“Preciso admitir que aquela casa era a minha Terra do Nunca, era para mim o lugar mais incrível de todo o mundo...”
REVISTA VICEJAR – LITERATURA ( Crônica )
Lembrança é uma coisa engraçada. É uma coisa que é quase uma pessoa, tipo aquela gente que não vemos há anos e que, do nada, nos dá a honra de nos visitar quando estamos mais esmolambados, usando, orgulhosos, nossas roupas de dez anos e com a casa toda, em sinal de solidariedade, seguindo-nos nessa moda íntima e aconchegante.
A que veio ao meu encontro outro dia não quis furar essa linha de conduta. Caiu em cima de mim, repentinamente, enquanto eu já estava na cama, munida de todos os apetrechos necessários para aguardar o sono. Quando eu fechei os olhos, ela veio. E com uma força tão tremenda que reabrir os olhos, logo em seguida, nem se apresentou como uma opção.
Deitada bem ali, eu me vi de novo criança no quarto da minha avó. Eu consegui sentir de novo o cheiro daquele quarto, aquele cheiro de roupa limpa, bem guardada e com um leve toque de naftalina (que a minha avó nunca deixava de usar).
Também me veio a imagem da antiga cabeceira da cama de casal, que era uma espécie de baú, totalmente liso, de madeira clara, no qual ela guardava alguns lençóis e travesseiros. Aquele cheiro tão conhecido também saía do seu guarda-roupa, habitado principalmente por vestidos simples, casacos, colchas, cobertores.
Eu senti tudo isso, tantos (e implacáveis) anos depois. Se a máquina do tempo já tivesse sido inventada e fosse vendida em cada esquina como um par de sapatos mágicos, talvez a sensação de tê-la usado fosse a mesma que eu tive: a de ser subitamente arrancada do hoje, assim despenteada, com roupas de dormir, medos, cicatrizes, esperanças e tudo, e ser arremessada de volta a um outro hoje, morto há muito tempo. Foi uma sensação tão louca que julguei mesmo que eu tivesse comprado os tais sapatos mágicos.
Há tantos anos eu não me lembrava daquelas maçanetas, da cor daquelas portas, revestidas com uma camada grossa de um tom de laranja desafiadoramente sóbrio, que refletiam, sem vontade, um pouco da luz e eram cheias daqueles gruminhos que muitas tintas fazem. E, enquanto escrevo este parágrafo, não paro de ouvir o calmo e espaçado bleim bleim bleim do relógio que ficava numa parede perto da sala, que nos dizia com cada bleim espichado e preguiçoso a hora exata.
Preciso admitir que aquela casa era a minha Terra do Nunca, era para mim o lugar mais incrível de todo o mundo e pelo qual eu esperava o ano inteiro. Ali era onde eu sentia uma paz que nunca mais achei em lugar algum.

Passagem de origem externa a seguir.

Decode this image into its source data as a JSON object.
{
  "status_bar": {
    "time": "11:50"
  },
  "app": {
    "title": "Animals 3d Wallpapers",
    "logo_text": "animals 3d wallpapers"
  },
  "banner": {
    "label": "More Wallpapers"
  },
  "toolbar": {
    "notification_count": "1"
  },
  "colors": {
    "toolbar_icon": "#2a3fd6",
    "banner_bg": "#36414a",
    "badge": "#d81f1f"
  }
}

Quando eu voltei lá, já adulta, muito dali já não era mais o mesmo, começando por mim. Não havia mais aquele poderoso e indescritível encantamento. Foi quando eu descobri que talvez a paz que eu sentia não viesse tanto da casa, mas do coração de uma criança que via a magia ali.
O espaço dentro de mim ainda não estava povoado pelos senhores avantajados, intratáveis, ou melancólicos da vida adulta, isto é, as tais preocupações, as responsabilidades, as desilusões, as dores, as perdas e os cansaços. Daí a entrada possível e total em mim de todos aqueles momentos, sem ninguém para puxar-lhes as orelhas ou para mandá-los embora ou ir brincar em outro canto.
Não havia contratempos, medos, sustos ou impedimentos, eles eram absolutamente livres, leves e entregues como a menina que eu era.
Toda criança tem em si esse templo íntimo, fresco e aberto, do qual a sua infância se apossa e que nunca é abandonado pelas lembranças, mesmo com o esgotar dos dias. A vida adulta ganha corpo, ganha imensos espaços. Mas há lugares dentro da gente nos quais ainda residem esses instantes puros. E é lá, nesses pedaços mais aquecidos, protegidos e imutáveis, que há as memórias que nunca ouviram falar da morte.